Every year, we gather with friends and family at the beach to worship God at sunrise every Good Friday.  It’s become a tradition for our family.  It was started by our friends the Wehmeiers – who host the Cimarrone Missional Community.  We’ve been doing this together with them and others every Good Friday for the last five years or so.  Naturally, we’ve extended this tradition to FCMC.   After all, our missional communities are really just a gathering of friends and family trying to follow Jesus.  This tradition just seems to fit.  And it’s special, in part because I don’t know of anyone else who does this.

This is what we do.  We gather.  We enjoy fellowship.  We share food.  We remember what Jesus did for us.  We give thanks and worship God.  It’s pretty organic.  There are a few logistics (time, a little coordinating of food, music, and this year, weather).   Beyond that, there’s very little to organize.  Email and the web-site make it pretty easy.

It’s pretty neat how God created in us a natural desire to form traditions.  Traditions can become powerful, especially when they stay surrendered to Christ.  (Sometimes, we turn things upside down.) Gathering for worship on Good Friday at Sunrise focuses me on Jesus in ways I had not anticipated.  One of our friends, Abby, who was there for the first time, pointed that out and it made me think.  As the story unfolds in the Bible, it was early in the morning, probably right after sunrise on Good Friday that Jesus would have been dragged before Pilate after being up all night.   After experiencing agony in the garden, betrayal by one of his disciples, and desertion by the rest, Jesus was arrested, illegally tried, and humiliated.  After all of that, Jesus was dragged across town and had to stand trial before Pilate – who knew Jesus was innocent, but condemned him anyway to appease the crowd.  Think about it: Jesus allowed himself to be led right into the epicenter of injustice.   Into our world’s indescribable mess, enduring unspeakable injustice, facing unthinkable evil, Jesus brought redemption, demonstrating grace, humility, courage, and love.  In the middle of everything that demonstrates our separation from God and one another, Jesus stays on course – right to the cross.  Jesus is just really good at demonstrating God’s transforming love.  That’s good.  That’s Good Friday good.

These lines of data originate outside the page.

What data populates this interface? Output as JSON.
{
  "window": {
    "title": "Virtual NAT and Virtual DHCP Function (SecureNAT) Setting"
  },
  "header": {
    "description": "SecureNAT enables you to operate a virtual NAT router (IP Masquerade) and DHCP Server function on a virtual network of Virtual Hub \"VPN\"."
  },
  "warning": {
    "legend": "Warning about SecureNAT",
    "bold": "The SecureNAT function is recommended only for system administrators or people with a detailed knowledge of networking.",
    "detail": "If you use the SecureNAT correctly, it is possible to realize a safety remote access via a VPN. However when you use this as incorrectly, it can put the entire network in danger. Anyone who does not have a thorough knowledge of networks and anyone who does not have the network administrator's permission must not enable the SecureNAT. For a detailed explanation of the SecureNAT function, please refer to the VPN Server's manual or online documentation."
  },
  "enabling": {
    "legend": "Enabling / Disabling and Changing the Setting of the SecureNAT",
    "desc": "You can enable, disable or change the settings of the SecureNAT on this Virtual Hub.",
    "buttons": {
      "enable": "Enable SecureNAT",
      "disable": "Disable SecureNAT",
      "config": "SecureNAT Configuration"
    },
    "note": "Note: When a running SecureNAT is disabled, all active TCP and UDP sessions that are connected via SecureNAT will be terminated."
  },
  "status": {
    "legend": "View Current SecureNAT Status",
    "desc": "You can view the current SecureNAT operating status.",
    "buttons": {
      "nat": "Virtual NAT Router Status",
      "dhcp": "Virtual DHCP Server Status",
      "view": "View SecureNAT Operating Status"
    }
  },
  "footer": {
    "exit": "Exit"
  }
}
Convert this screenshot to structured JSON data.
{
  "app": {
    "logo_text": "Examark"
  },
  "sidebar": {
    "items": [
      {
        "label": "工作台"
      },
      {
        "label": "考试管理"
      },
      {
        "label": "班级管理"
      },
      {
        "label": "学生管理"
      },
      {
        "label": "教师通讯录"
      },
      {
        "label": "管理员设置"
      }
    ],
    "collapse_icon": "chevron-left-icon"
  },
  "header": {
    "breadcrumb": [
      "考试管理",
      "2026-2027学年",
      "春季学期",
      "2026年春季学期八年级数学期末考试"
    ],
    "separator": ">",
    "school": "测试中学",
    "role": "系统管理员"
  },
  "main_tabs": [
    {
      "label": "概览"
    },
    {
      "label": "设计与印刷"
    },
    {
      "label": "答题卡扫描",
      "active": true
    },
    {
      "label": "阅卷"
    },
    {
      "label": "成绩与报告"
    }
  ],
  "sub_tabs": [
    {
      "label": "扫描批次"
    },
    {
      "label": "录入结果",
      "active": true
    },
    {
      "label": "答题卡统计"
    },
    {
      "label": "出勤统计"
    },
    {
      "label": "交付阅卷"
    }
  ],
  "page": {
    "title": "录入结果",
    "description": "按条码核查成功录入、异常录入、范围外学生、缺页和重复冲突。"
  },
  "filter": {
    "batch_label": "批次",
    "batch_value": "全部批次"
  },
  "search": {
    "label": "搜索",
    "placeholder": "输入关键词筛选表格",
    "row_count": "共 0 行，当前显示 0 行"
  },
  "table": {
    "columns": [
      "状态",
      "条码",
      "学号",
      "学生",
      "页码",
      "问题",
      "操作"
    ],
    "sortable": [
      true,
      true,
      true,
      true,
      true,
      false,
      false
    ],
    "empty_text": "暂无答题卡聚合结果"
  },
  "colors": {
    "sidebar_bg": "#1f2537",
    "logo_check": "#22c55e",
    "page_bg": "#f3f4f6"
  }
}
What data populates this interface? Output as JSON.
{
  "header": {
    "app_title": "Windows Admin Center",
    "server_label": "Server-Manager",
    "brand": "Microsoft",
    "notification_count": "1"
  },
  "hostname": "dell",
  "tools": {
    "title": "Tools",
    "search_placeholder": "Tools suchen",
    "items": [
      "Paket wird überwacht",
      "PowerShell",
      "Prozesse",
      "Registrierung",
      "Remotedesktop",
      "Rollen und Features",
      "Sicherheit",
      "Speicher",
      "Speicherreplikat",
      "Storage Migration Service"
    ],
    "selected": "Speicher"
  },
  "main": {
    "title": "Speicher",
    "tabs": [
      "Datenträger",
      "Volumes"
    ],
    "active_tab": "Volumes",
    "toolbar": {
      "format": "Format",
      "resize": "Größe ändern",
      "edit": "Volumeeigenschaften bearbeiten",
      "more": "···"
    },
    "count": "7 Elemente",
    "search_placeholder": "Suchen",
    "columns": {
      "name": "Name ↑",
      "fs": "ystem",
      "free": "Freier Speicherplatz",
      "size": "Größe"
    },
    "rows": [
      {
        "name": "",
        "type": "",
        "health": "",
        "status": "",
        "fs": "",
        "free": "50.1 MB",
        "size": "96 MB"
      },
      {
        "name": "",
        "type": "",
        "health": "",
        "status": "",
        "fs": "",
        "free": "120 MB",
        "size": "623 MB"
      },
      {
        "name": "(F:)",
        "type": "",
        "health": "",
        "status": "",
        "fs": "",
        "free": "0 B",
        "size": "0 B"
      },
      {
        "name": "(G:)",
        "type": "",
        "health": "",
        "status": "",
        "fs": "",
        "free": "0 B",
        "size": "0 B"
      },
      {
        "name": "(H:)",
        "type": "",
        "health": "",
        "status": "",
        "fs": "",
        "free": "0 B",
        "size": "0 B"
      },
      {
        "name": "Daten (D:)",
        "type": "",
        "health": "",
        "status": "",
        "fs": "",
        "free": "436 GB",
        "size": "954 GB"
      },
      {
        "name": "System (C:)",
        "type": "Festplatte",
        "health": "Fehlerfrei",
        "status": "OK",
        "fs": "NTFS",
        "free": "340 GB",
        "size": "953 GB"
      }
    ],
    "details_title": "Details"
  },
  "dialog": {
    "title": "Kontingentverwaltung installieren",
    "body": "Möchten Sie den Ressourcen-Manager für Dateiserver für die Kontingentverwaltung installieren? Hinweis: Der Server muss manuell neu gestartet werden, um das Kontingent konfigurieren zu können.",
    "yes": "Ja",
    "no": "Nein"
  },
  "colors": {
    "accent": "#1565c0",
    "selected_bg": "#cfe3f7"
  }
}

I think my brother-in-law Derek Maul captured it well in his blog entry: “Today is Good Friday. It’s a day when love stepped up beyond reason, set all defenses aside, and allowed hate to nail the best hope history ever saw to a wooden scaffold.  However, rather than being ground into obscurity under the heel of fear and brutality, love transformed the crudely assembled cross from a symbol of torture and repression into the most enduring emblem of victory, promise, and redemption this world has ever known.”

That’s what I need to remember on Good Friday.  And remembering that with friends at the beach as the sun rises, well, I just can’t think of anywhere I’d rather be.

Oh, and you are welcome to join us next year.  Just bring a chair and a little food to share if it’s not too much trouble.  We’d love sharing and welcoming new friends to our tradition.